At least so far she heard me out, told me what she was thinking, and admitted to what she didn’t know. My last doctor never did any of these things.
Ahhh – yes, we have to educate our doctors, don’t we!? I just switched, too…. I shall be writing about it. Each of the 3 I’ve seen on this have told me very different things. So frustrating, But I love how you handled her and educated her. That’s great!
Oh by the way, I nominated you for that Liebster Award thingy, since I enjoy your posts so much. Here’s my blog about the award and how to pass it along: http://tsoihawk.wordpress.com/2014/05/15/liebsteraward/
I’m really sorry you had to deal with this 😦 I think you handled it really well though 🙂
I find that a lot of older physicians have a tough time adding new tools to their practice. Most doctors only really know and are comfortable with a handful of medications and using anything outside of that is scary and unknown. It’s not a good excuse of course. Those of us who are brand new are used to changing and learning new things everyday and the resources are definitely available to her and it is definitely appropriate for her to extend her practice in that regard.

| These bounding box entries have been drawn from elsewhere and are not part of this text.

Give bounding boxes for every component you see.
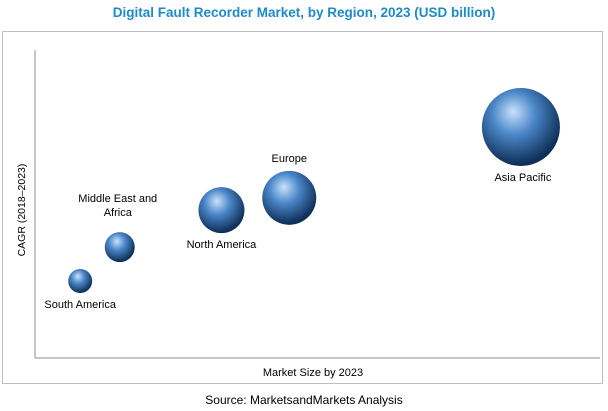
bubble-middle-east-and-africa bbox=[104, 232, 135, 263]
chart-title: Digital Fault Recorder Market, by Region… bbox=[112, 5, 496, 20]
source-note: Source: MarketsandMarkets Analysis bbox=[205, 393, 403, 407]
bubble-label-europe: Europe bbox=[272, 153, 307, 165]
bubble-label-middle-east-and-africa: Middle East and Africa bbox=[78, 193, 157, 219]
bubble-south-america bbox=[68, 269, 93, 293]
bubble-europe bbox=[262, 170, 317, 225]
chart-frame bbox=[2, 31, 603, 384]
bubble-label-north-america: North America bbox=[187, 239, 258, 251]
bubble-label-asia-pacific: Asia Pacific bbox=[494, 172, 551, 184]
bubble-asia-pacific bbox=[481, 88, 560, 166]
x-axis-label: Market Size by 2023 bbox=[263, 367, 363, 379]
bubble-label-south-america: South America bbox=[44, 299, 116, 311]
bubble-north-america bbox=[198, 187, 245, 234]
y-axis-label: CAGR (2018–2023) bbox=[16, 164, 28, 257]
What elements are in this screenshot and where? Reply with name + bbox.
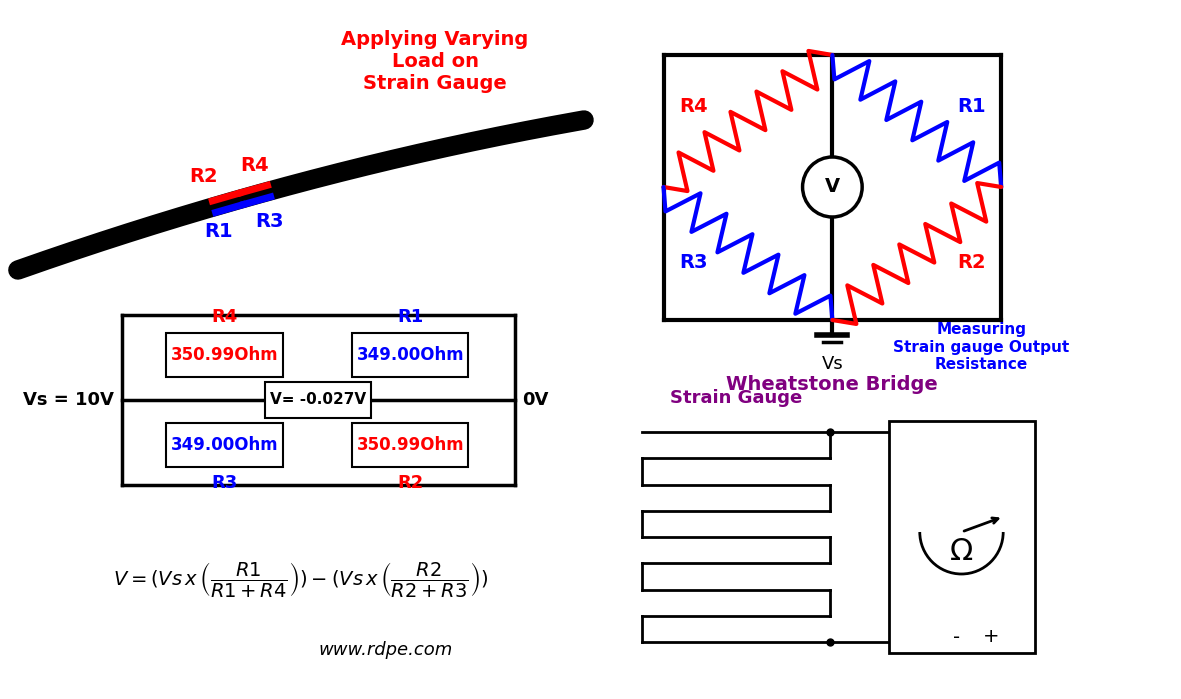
Text: R1: R1 — [204, 222, 233, 241]
Circle shape — [803, 157, 862, 217]
Text: R3: R3 — [255, 212, 283, 231]
Text: R4: R4 — [211, 308, 237, 326]
Text: +: + — [983, 628, 999, 647]
Text: -: - — [953, 628, 960, 647]
Text: 350.99Ohm: 350.99Ohm — [171, 346, 279, 364]
FancyBboxPatch shape — [167, 423, 282, 467]
Text: Vs: Vs — [822, 355, 843, 373]
Text: $\Omega$: $\Omega$ — [950, 538, 973, 566]
Text: 349.00Ohm: 349.00Ohm — [171, 436, 279, 454]
Text: R1: R1 — [397, 308, 423, 326]
Text: R4: R4 — [241, 156, 269, 175]
Text: Vs = 10V: Vs = 10V — [24, 391, 115, 409]
Text: R2: R2 — [189, 167, 217, 186]
Text: V: V — [824, 178, 840, 196]
FancyBboxPatch shape — [352, 423, 469, 467]
Text: Measuring
Strain gauge Output
Resistance: Measuring Strain gauge Output Resistance — [893, 322, 1070, 372]
FancyBboxPatch shape — [167, 333, 282, 377]
FancyBboxPatch shape — [265, 382, 371, 418]
Text: 349.00Ohm: 349.00Ohm — [357, 346, 464, 364]
FancyBboxPatch shape — [352, 333, 469, 377]
Text: Applying Varying
Load on
Strain Gauge: Applying Varying Load on Strain Gauge — [341, 30, 529, 93]
Text: www.rdpe.com: www.rdpe.com — [318, 641, 452, 659]
Text: Wheatstone Bridge: Wheatstone Bridge — [726, 375, 938, 394]
Text: R2: R2 — [397, 474, 423, 492]
Text: V= -0.027V: V= -0.027V — [269, 393, 366, 408]
Text: $V = (Vs\,x\,\left(\dfrac{R1}{R1+R4}\right)) - (Vs\,x\,\left(\dfrac{R2}{R2+R3}\r: $V = (Vs\,x\,\left(\dfrac{R1}{R1+R4}\rig… — [113, 560, 489, 599]
Text: R3: R3 — [679, 254, 707, 273]
Text: R2: R2 — [957, 254, 986, 273]
Text: 0V: 0V — [522, 391, 549, 409]
Text: R1: R1 — [957, 96, 986, 115]
Text: R3: R3 — [211, 474, 237, 492]
Text: 350.99Ohm: 350.99Ohm — [357, 436, 464, 454]
FancyBboxPatch shape — [889, 421, 1035, 653]
Text: R4: R4 — [679, 96, 707, 115]
Text: Strain Gauge: Strain Gauge — [670, 389, 802, 407]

The pronouns issue is really crappy. I’m sorry. I wish she were more understanding. She might not be able to instantaneously change how the practice manages pronouns but she should at least show that she’s going to educate herself. It would be totally appropriate for her to write a reminder to use masculine pronouns at the top of her note I think.
I hope she does surprise you the next time you visit her. Hopefully she takes this opportunity to educate herself and her staff. Who knows, you might have just sparked a revolution in that clinic!
Hi! Just wanted to let you know I nominated you for a Liebster Award.
Ouch!!! I hope she evolves over time. Or you find someone better.